EnableSparse

Experimental in Analytica 5.2

SysVar EnableSparse

Globally enables or disables algorithms that introduce fully sparse arrays. There is a distinction between "fully sparse" arrays and "const sparse" arrays, the latter being a special case of the former. Analytica has supported const sparseness since release 2.0 (in 1997), but support for the more general "full sparseness" is introduced for the first time, an only in an experimental capacity, in Analytica 5.2. This system variable controls only full-sparsity. Const sparseness will continue to be used and leveraged even when EnableSparse is 0.

Setting EnableSparse to 1 causes MdTable to produce sparse results, as well as comparison operators (in cases it thinks make sense to do so). This global flag can be overridden during the evaluation of any single expression using SetEvaluationFlag, and that can be further overridden for MdTable by specifying the optional «sparse» parameter.

Once a sparse array is introduced, extant sparse-array algorithms will be applied when the sparse array is a parameter, regardless of the flags' value.
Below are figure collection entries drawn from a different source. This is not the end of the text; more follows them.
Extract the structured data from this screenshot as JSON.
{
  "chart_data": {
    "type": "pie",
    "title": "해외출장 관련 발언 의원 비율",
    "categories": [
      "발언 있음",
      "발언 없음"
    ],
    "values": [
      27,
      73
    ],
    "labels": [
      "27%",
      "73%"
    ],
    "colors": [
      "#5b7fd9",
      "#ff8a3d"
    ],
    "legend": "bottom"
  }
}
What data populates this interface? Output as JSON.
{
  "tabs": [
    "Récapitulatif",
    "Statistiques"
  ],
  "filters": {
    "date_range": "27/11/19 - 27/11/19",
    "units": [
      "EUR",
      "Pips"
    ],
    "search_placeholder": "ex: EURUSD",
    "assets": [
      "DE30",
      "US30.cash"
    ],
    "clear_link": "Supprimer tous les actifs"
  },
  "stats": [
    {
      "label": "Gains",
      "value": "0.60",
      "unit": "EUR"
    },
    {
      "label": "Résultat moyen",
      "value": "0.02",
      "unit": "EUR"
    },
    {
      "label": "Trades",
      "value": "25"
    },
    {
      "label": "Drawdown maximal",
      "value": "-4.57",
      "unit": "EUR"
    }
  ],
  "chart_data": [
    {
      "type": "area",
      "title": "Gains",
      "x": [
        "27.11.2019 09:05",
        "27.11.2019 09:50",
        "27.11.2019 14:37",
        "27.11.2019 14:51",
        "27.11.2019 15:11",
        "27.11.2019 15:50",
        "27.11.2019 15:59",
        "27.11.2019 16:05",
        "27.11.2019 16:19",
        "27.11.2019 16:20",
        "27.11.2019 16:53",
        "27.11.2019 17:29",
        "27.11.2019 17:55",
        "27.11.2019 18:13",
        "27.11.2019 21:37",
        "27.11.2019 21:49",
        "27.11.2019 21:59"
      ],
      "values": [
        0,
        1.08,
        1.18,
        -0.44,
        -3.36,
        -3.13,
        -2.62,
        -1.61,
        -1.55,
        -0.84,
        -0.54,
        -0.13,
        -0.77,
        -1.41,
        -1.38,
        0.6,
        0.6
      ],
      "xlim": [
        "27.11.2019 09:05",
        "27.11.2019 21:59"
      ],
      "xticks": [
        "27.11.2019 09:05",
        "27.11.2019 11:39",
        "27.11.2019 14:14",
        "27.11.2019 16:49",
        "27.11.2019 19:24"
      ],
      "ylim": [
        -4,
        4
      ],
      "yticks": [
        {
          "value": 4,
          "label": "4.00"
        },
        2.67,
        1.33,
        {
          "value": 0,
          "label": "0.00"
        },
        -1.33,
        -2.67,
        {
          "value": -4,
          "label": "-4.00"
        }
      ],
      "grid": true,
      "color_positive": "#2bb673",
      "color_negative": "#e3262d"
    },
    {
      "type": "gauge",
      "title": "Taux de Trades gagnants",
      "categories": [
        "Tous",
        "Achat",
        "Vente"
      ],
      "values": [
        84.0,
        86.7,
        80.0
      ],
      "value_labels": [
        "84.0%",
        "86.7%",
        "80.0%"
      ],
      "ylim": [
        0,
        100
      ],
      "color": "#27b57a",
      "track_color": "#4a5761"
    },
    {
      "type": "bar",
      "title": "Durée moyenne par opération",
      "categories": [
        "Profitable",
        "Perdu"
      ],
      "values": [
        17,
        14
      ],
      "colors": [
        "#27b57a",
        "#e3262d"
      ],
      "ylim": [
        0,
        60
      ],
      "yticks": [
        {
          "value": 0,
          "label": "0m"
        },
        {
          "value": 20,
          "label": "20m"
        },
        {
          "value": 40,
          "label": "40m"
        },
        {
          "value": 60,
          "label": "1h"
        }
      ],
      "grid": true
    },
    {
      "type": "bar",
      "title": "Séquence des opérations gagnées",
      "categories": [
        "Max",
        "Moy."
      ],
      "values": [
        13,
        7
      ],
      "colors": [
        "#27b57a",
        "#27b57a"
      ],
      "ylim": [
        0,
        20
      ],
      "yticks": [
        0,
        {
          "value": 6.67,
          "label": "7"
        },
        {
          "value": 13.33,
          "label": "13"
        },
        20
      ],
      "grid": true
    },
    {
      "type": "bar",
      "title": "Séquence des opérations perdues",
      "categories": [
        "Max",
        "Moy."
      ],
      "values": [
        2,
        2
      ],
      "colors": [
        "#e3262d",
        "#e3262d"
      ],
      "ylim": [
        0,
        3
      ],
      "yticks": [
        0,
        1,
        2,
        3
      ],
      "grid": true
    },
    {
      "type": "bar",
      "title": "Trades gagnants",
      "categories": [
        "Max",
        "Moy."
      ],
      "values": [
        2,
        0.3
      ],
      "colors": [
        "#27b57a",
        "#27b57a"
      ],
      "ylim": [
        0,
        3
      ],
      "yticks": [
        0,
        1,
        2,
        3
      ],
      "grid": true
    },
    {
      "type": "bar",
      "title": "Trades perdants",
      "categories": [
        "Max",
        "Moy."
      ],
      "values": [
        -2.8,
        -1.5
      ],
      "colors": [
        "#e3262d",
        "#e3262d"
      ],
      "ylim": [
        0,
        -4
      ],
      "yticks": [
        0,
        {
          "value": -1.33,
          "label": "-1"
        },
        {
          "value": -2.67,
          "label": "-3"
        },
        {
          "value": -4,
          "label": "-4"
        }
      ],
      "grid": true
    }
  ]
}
The flag controls whether sparse arrays are created in the first place.

Full sparseness applies to multi-dimensional arrays, often of extremely high dimensions that would be unthinkable without full sparsity. The number of logical cells in these arrays can be mindbogglingly large, but the key is that the number of actual values is manageable. The representation allows the "default" value to be anything (which isn't repeated), so that 1+x has the same sparsity of x even though the default value may be different.

Experimental

Emphasis: Sparse arrays are an experimental feature in Analytica 5.2. Computational errors and bugs are a real possibility. Many potential sparse algorithms are not yet implemented as sparse (in which case, it turns into a dense computation).